CottageLabs / oacwellcome

OA Compliance Checking for Wellcome Trust
Other
1 stars 1 forks source link

EPMC client library #1

Closed richard-jones closed 9 years ago

richard-jones commented 10 years ago

Add a basic EMPC integration library to magnificent octopus. It will need to support the following operations:

PMCID: http://www.ebi.ac.uk/europepmc/webservices/rest/search/query=PMCID:[PMCID] PMID: http://www.ebi.ac.uk/europepmc/webservices/rest/search/query=EXT_ID:[PMID] DOI:http://www.ebi.ac.uk/europepmc/webservices/rest/search/query=DOI:”[DOI]”

Note that the identifiers used should be assumed to be normalised ( #14 will deal with normalising them in the application later)

If we receive exactly one result for either of these, we will take it as the correct item. If we match successfully with (1) we will record a higher confidence in the accuracy of the identification than if we match with (2).

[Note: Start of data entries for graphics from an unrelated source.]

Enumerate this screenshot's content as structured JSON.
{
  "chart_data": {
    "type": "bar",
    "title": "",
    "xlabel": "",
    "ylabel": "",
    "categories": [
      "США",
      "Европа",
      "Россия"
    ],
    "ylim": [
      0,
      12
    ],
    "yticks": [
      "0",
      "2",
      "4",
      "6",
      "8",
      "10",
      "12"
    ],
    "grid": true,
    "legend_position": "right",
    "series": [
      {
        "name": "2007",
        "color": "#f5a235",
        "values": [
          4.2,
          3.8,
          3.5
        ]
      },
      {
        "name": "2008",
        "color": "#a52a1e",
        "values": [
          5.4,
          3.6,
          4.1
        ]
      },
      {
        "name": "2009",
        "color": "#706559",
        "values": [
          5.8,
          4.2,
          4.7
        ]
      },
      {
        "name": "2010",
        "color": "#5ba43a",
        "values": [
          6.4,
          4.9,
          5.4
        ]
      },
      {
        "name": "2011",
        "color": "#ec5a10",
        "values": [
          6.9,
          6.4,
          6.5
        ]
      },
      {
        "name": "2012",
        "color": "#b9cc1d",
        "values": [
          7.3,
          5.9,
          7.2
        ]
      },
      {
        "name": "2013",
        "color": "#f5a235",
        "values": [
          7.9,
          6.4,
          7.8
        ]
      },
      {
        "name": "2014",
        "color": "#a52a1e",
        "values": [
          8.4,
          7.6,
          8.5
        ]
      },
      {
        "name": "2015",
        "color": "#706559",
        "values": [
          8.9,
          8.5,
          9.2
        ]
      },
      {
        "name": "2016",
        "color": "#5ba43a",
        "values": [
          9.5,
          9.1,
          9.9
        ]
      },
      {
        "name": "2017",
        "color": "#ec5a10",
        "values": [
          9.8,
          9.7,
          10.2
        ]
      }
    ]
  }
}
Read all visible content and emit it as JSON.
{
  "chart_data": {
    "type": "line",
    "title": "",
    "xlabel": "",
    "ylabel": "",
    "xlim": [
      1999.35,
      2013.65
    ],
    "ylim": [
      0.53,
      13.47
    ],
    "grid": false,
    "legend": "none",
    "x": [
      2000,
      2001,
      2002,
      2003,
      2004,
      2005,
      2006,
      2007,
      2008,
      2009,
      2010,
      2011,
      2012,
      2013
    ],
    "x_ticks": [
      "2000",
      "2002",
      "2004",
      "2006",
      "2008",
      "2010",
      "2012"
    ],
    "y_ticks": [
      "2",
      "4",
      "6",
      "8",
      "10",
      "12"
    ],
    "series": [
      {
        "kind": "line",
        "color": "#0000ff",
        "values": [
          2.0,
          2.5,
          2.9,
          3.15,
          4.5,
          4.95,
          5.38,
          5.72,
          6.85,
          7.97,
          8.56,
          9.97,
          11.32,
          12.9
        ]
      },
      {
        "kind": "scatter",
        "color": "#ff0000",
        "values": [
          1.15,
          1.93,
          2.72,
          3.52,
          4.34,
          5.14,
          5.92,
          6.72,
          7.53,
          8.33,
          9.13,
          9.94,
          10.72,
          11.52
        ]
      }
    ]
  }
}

Note that (1) is in fact an exact substring match, so if the text in quotes appears as a substring in multiple titles, it will return multiple results. Since we will be querying on full titles, this should not matter most of the time, but if it fails we will fall back to (2).

The full-text can be located via the EPMC REST API at: http://www.ebi.ac.uk/europepmc/webservices/rest/[PMCID]/fullTextXML

richard-jones commented 10 years ago

Basic client library is now implemented for all of the above operations. Leaving this open until we have also implemented the workflow in #5 , as that relies on the logic around detection through fuzzy title matching.